Devolution in Northern Ireland has been a dismal failure.

When should we admit that devolution in Northern Ireland has so far been a dismal failure?    Even when the power-sharing Executive operated, it rarely legislated and refused to tackle the most pressing problems afflicting our society and economy.  
Twenty years after the IRA renewed its ceasefire, is it still enough that bombs don’t explode regularly on our streets?   Maybe the latest political crisis should be the point at which we finally insist upon a system of government that gets things done.
The Good Friday Agreement launched a process intended to build a peaceful and successful Northern Ireland.  The institutions it established were supposed to develop into a functioning local government, capable of taking decisions about health, education, the budget and other aspects of policy that comprise ‘normal politics’.
Perhaps even more importantly, power-sharing was supposed to create a ‘shared’ Northern Ireland, where the social and financial costs of segregation were drastically reduced.  The Agreement specified that the Executive was obliged to encourage integrated education and mixed housing, for instance.
None of this has happened remotely convincingly.   
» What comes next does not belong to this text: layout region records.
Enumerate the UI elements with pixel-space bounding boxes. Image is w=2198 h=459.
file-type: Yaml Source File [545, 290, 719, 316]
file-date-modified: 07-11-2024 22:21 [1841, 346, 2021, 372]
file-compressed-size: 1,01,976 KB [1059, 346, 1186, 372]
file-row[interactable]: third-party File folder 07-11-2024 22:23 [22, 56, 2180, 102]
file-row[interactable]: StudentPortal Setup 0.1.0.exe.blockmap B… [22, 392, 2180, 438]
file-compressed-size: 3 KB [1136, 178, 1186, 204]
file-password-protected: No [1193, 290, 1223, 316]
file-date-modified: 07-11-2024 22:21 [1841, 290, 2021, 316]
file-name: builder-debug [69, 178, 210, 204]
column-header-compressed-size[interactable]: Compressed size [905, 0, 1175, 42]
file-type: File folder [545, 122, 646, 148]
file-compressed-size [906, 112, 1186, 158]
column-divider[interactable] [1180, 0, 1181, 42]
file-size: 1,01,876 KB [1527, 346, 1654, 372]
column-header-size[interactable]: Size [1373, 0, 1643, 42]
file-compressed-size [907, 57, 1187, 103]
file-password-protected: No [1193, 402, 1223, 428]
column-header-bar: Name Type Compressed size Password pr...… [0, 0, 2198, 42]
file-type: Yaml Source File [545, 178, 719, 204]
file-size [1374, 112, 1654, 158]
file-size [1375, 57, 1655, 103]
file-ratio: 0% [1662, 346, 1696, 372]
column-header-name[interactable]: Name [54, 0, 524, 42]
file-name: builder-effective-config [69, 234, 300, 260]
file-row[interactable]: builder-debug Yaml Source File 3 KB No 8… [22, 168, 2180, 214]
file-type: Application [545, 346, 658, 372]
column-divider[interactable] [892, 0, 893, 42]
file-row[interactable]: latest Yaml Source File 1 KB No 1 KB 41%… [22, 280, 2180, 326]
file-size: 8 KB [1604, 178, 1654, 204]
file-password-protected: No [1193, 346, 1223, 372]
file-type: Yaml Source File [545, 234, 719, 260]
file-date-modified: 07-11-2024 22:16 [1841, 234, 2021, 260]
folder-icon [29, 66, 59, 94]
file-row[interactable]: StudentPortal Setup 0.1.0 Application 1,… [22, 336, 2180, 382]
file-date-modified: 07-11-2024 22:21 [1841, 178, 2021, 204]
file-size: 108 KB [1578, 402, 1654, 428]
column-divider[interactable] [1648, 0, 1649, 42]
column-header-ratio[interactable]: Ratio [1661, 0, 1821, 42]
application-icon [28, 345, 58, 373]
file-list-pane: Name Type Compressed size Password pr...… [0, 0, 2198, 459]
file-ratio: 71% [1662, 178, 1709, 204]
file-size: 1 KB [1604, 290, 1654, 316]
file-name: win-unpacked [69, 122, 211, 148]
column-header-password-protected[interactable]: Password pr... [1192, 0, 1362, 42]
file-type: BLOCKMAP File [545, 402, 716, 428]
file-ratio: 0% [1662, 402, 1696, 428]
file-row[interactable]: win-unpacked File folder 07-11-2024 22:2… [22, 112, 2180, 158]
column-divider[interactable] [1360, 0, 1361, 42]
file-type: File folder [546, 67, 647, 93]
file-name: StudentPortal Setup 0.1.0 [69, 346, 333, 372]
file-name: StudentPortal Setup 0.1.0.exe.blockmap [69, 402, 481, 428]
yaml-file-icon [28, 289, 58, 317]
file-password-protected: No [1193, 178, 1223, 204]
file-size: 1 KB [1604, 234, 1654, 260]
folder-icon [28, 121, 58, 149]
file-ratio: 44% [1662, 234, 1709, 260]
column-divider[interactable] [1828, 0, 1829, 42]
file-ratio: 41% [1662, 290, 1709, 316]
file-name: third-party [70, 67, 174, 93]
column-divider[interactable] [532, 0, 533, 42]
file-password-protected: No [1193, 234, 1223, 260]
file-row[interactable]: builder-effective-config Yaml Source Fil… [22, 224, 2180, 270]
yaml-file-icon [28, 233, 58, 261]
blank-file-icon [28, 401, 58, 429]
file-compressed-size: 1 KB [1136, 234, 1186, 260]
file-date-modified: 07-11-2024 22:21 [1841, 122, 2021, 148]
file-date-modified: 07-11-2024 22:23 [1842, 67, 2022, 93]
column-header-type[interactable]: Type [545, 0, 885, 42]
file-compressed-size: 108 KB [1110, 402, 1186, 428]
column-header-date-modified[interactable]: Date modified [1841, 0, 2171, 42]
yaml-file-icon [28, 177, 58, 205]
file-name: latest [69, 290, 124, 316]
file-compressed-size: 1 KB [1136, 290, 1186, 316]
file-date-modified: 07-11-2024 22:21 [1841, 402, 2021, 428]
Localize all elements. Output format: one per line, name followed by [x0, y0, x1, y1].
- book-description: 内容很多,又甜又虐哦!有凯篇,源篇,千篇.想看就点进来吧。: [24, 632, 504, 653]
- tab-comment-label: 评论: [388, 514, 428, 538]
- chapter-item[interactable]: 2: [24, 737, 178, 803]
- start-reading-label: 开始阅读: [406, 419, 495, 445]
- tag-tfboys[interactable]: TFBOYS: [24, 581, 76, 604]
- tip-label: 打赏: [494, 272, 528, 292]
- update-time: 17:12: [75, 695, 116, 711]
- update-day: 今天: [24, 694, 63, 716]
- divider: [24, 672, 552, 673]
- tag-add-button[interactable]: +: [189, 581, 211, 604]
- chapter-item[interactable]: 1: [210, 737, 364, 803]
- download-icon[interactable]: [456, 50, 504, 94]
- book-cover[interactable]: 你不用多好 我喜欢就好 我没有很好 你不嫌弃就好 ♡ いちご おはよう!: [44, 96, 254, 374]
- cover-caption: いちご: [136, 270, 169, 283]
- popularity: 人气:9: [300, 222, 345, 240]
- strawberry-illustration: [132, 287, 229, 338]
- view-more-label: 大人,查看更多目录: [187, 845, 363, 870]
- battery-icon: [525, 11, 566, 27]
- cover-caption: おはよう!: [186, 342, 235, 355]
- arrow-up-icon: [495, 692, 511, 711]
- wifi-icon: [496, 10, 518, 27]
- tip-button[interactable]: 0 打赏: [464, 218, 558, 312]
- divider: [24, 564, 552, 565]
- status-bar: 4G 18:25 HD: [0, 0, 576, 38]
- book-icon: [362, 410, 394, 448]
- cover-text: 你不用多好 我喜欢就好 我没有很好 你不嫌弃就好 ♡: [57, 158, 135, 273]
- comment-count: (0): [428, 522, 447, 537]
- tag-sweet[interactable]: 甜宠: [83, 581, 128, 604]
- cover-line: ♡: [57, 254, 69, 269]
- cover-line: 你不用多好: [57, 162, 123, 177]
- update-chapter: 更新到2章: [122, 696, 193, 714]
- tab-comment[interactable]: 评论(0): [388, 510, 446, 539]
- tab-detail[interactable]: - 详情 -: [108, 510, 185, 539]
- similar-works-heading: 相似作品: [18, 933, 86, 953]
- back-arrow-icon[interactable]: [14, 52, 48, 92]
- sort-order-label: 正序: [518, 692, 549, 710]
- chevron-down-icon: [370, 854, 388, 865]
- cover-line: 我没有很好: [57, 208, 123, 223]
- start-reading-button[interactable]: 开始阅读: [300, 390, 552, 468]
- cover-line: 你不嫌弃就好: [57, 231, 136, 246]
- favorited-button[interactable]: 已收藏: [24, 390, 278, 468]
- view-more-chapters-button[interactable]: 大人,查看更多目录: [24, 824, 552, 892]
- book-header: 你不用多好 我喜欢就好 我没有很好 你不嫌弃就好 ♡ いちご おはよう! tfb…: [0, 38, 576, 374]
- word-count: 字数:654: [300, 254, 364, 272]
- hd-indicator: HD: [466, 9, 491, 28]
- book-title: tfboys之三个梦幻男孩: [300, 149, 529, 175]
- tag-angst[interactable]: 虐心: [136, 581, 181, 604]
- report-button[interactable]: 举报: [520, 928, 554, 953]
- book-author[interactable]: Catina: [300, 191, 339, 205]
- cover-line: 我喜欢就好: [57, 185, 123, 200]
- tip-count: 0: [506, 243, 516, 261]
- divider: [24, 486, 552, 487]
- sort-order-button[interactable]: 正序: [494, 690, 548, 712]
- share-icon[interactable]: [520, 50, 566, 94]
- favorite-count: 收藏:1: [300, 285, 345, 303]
The most difficult policy decisions are either deferred - like reforming the health service, solving the 11-plus impasse and rebalancing the economy, or become part of Stormont’s regular crises - like devolving policing and justice, implementing welfare reform and dealing with the past.  Rather than pursuing integration, the devolved Executive has actually magnified differences between identities and elevated them into a kind of fetish.
After the St Andrews’ accord in 2007, the Hillsborough negotiations on policing and justice, the Stormont House Agreement in 2014 and the ironically titled ‘Fresh Start’ of 2015 it’s both staggering and drearily predictable that the parties are in another round of talks aimed at getting power-sharing started again.  The RHI green energy scandal that prompted the crisis has been practically forgotten, while Sinn Fein focuses on its ever shifting shopping-list of demands.
That party is particularly addicted to set-pieces, because its political strategy is dependent upon nurturing disenchantment and instability.  It showed formidable cynicism and hypocrisy when it collapsed the Executive.  
Republicans certainly tell bare-faced lies about the past, in order to legitimise their twisted version of what happened in the Troubles and their notion of ‘equality’ is just an just underhand way of attacking Northern Ireland’s constitutional position.  Yet the DUP showed little cunning in dealing with such slippery, dishonest opponents, allowing them to drag everything from Brexit to gay marriage into a dispute about boilers.      
This is the way business gets done in Northern Ireland and the pattern is reinforced by the involvement of both the British and Irish governments in negotiations.  Meanwhile, because the Executive did not agreed a budget for this financial year, public services face cuts, as civil servants do not have the same freedom to take far-reaching decisions as elected representatives.
That could be devastating for Northern Ireland’s health service, which is already creaking, thanks to successive ministers’ failures to implement badly needed reforms.  Schools here also expect to lose 2.5% of their funding.  Yet the parties who won’t get back to work continue to blame civil servants and the British government.
The self-importance of some politicians at Stormont has been indulged for far too long.  They shouldn’t need to be constantly cajoled and appeased to get them to do their jobs.  If they won’t take responsibility for governing Northern Ireland, then devolved powers will have to return to Westminster.  Perhaps the Assembly could retain some kind of consultative role at the committee stage of legislation, though only if its wages and expenses were pruned drastically.
Alternatively, the government might refuse to facilitate any more talks or elections until the parties agree to discuss serious reform of the Assembly.  At a minimum, the opposition needs seriously beefed up powers.  
The parties could be offered three choices after the Westminster election has taken place and talks resume, either go back to work now without any preconditions, accept important reforms to make Stormont operate better or face direct rule immediately.  
If there isn’t agreement on developing the devolved institutions and if there were a lengthy spell of direct rule, some of the long-standing problems with the health service, education and rebalancing the economy might finally be addressed.  The local parties have proved incapable of taking difficult or potentially unpopular decisions and until there is evidence that they’re prepared to be more responsible, power-sharing is a meaningless sham.